È stato incarcerato in Polonia il 28 febbraio 2022, più di un anno fa, e il processo non è ancora stato svolto.
Pablo Gonzaléz è un giornalista spagnolo che stava documentando la situazione dei profughi ucraini al confine con la Polonia quando è stato arrestato. Da quel momento tutti sembrano essersi dimenticati di lui, il processo viene rimandato continuamente e il caso ha mobilitato organizzazioni tra cui Reporter senza Frontiere e Amnesty senza però raggiungere il clamore mediatico fuori dalla Spagna.
Il giornalista sarebbe accusato di essere una spia di Putin per aver documentato la guerra nelle Repubbliche popolari del Donbass prima del 24 febbraio 2022. È stato quindi segnalato alle autorità polacche e ai servizi ucraini per poi essere arrestato. La giustificazione dell’arresto sarebbe stato il doppio passaporto russo-spagnolo.
Gonzaléz è ora in carcere e gli è stato assegnato lo stato di massima pericolosità.
Contribuisce alle accuse il fatto che il giornalista sia figlio di Pavel Rubtsov, russo esiliato come conseguenza della guerra civile spagnola.
La moglie, Ohiana Gioiriena, sostiene che tra i motivi dell’arresto ci siano anche ragioni politiche: il giornalista collabora con testate ascrivibili alla sinistra extraparlamentare spagnola.
Ad aggravare la situazione è la posizione del governo spagnolo, che giudica le azioni della Polonia come “entro i termini di legge”.
Il ministro degli Esteri spagnolo José Manuel Albares assicura di aver verificato il rispetto dei diritti fondamentali da parte della Polonia e considera “normale” il trattamento ricevuto dal giornalista spagnolo.
Sembrerebbero esserci motivi politici dietro l’atteggiamento accomodante del ministro che dichiara: “Nessun governo europeo in questo momento vuole fare pressioni sulla Polonia, per via del suo ruolo chiave nel conflitto, sia per le forniture di armi che per l’accoglienza ai profughi. È inattaccabile”.
Le condizioni attuali di Pablo Gonzaléz
È una situazione di completo abbandono quella in cui sta vivendo Pablo Gonzaléz.

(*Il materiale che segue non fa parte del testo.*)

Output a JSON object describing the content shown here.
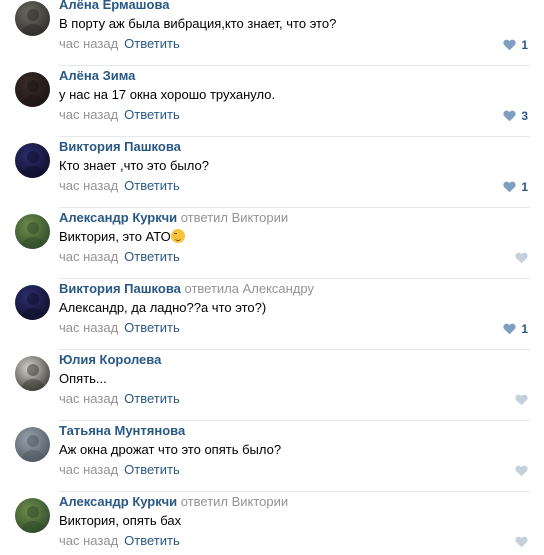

Non solo il governo spagnolo non vede nulla di irregolare nelle azioni della Polonia, ma anche i medi di comunicazione sembrano disinteressarsi al caso del giornalista e alle sue condizioni attuali.
Pablo Gonzaléz vive in una situazione di isolamento vero e proprio, gli è concesso di uscire dalla cella solo per un’ora al giorno ammanettato. Ha potuto vedere sua moglie solo una volta, a novembre e per sole due ore, mentre le figlie non lo vedono da più di un anno. L’unico modo per comunicare con l’esterno sono delle lettere, che vengono controllate dalle autorità polacche costantemente. Finora Gonzaléz ha potuto inviare circa cinque lettere, e per i primi 6 mesi di prigionia non gli è stato permesso nemmeno di comunicare con il suo avvocato.
Solo il 13 novembre, 200 giorno dopo l’arresto, il giornalista ha potuto denunciare la sua situazione e le sue condizioni al Tribunale Europeo di Diritti Umani di Strasburgo.
Dopo l’incontro con la moglie, è stata annunciata la proroga del processo e le prove contro di lui non sono ancora state rese note.
Il giornalista ha presentato all’Ombudsman polacco, in questa occasione Gonzaléz dichiara di essere scarsamente alimentato, quando la moglie lo è andato a trovare a novembre si parlava di una perdita di peso di almeno 20 kg. Denuncia di essere trattato con procedure umilianti e dichiara che la cella in cui vive è umida e malsana, senza ventilazione né possibilità di aprire la finestra, ciò causerebbe la formazione di muffe sui muri. Racconta anche che d’estate la plastica attaccata al vetro e la mancanza di ventilazione provocano un effetto sauna che peggiora ulteriormente le condizioni di vita dentro la cella.